Ф. Ницше, оказавшийся в самом эпицентре кризиса, осмыслил данную ситуацию в качестве события смерти Бога. Чтобы найти исток этого события, следует обратиться к самому началу европейской философии, к схоластике. Уже в этот период в западной мысли происходит существенный уклон, предопределивший на несколько столетий вперед весь ход европейской метафизики со всеми ее коллизиями – вплоть до финального кризиса. На эту предопределенность смерти Бога изначальной логикой схоластики указывает современный богослов и философ Х. Яннарас. В.С. Соловьев раскрыл этот исток кризиса западной философии уже в 1874 году: «В самом начале западной философии – в схоластике – рассудочное мышление является во всей своей силе. Для господствующей школы средневековой философии мир представляется как мертвая совокупность многоразличных, вне друг друга пребывающих субстанций entitates, субстанциальных форм, universalia мыслимых ut realia – все это без всякой внутренней связи».[21]
Вместе с тем кризис западной философии имеет и позитивное значение. Путь одностороннего преобладания рассудочного анализа и гипостазирования отвлечений был пройден западом до конца и доведен до своих крайних пределов. Позитивным результатом европейской метафизики становится ясное и очевидное осознание необходимости двигаться в принципиально ином направлении, искать иные пути. Но возможность этого иного направления уже была заложена в Восточном богословии – в том наследии отцов Церкви, которое не было усвоено западом и которое легло в основу древнерусского сознания: «И тут оказывается, что эти последние необходимые результаты западного философского развития утверждают в форме рационального познания те самые истины, которые в форме веры и духовного созерцания утверждались великими теологическими учениями Востока (отчасти древнего, а в особенности христианского)».[22]С этого пункта начинается подлинный путь русской философии, задача которой на длительный период состоит в том, чтобы найти концептуально-понятийное выражение тому, что пока было представлено только в форме веры и духовного созерцания.

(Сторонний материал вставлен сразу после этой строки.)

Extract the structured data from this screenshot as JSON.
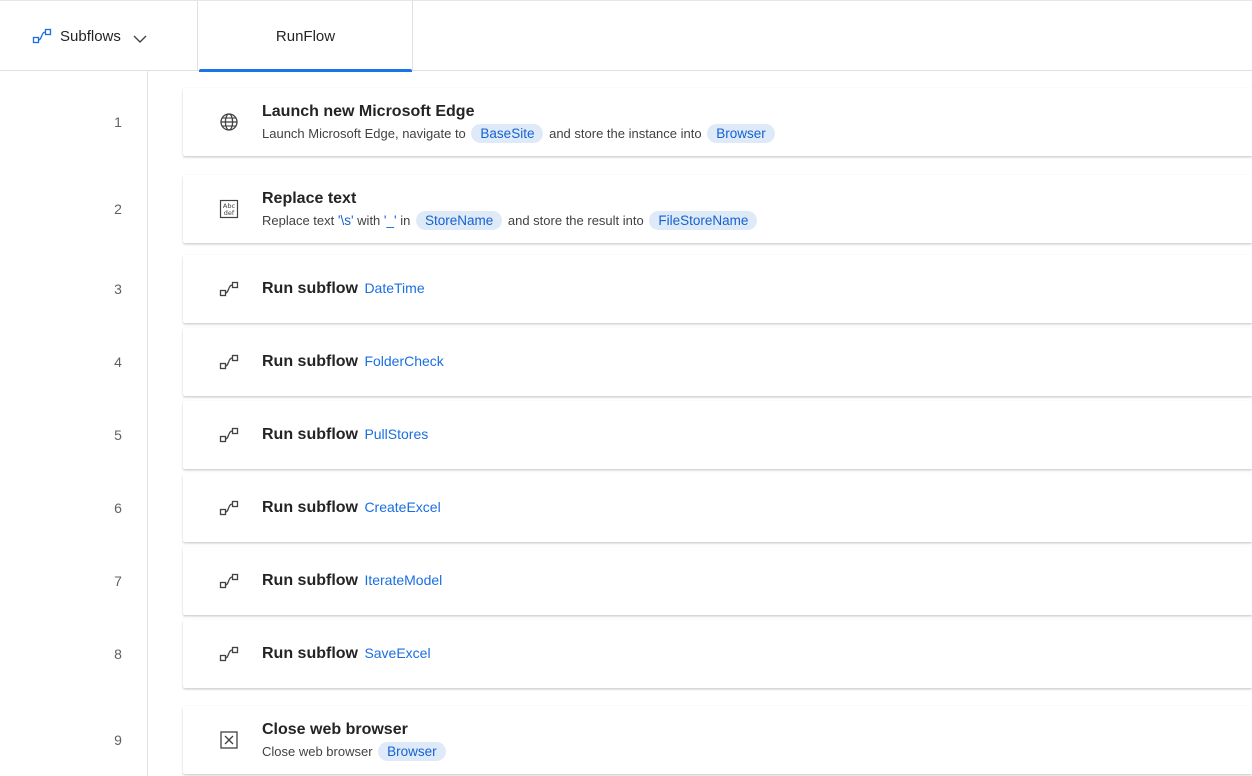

Такова позиция В.С. Соловьева по вопросу кризиса западной философии. Линия Соловьева получает свое продолжение в учении С.Н. Булгакова. В «Трагедии философии» Булгаков раскрывает те же самые негативные черты западного философского мышления, что и В.С. Соловьев в «Кризисе западной философии»: односторонность и абсолютизация разума. Как и В.С. Соловьев, Булгаков выступает не против разума как такового, но лишь против его гипостазирования. Смысл не в том, чтобы вместо разума постулировать принципиальную неразумность мира и первоначала. Такая позиция будет другой крайностью, абсолютизацией другой односторонности, получившей свое воплощение в шопенгауэровской метафизике воли. Булгаков выступает не за отрицание разума, но за его ограничение в сфере онтологии. Разум не есть первоначало, не есть вся действительность: «действительное не только разумно, но и внеразумно, и разум вовсе не есть единственный, исчерпывающий и всесильный строитель мира, каковым его невольно исповедует всякая философская система, построяющая мир. В известном смысле разум имеет лишь рефлексию о мире, но он не есть его первоначало».[23]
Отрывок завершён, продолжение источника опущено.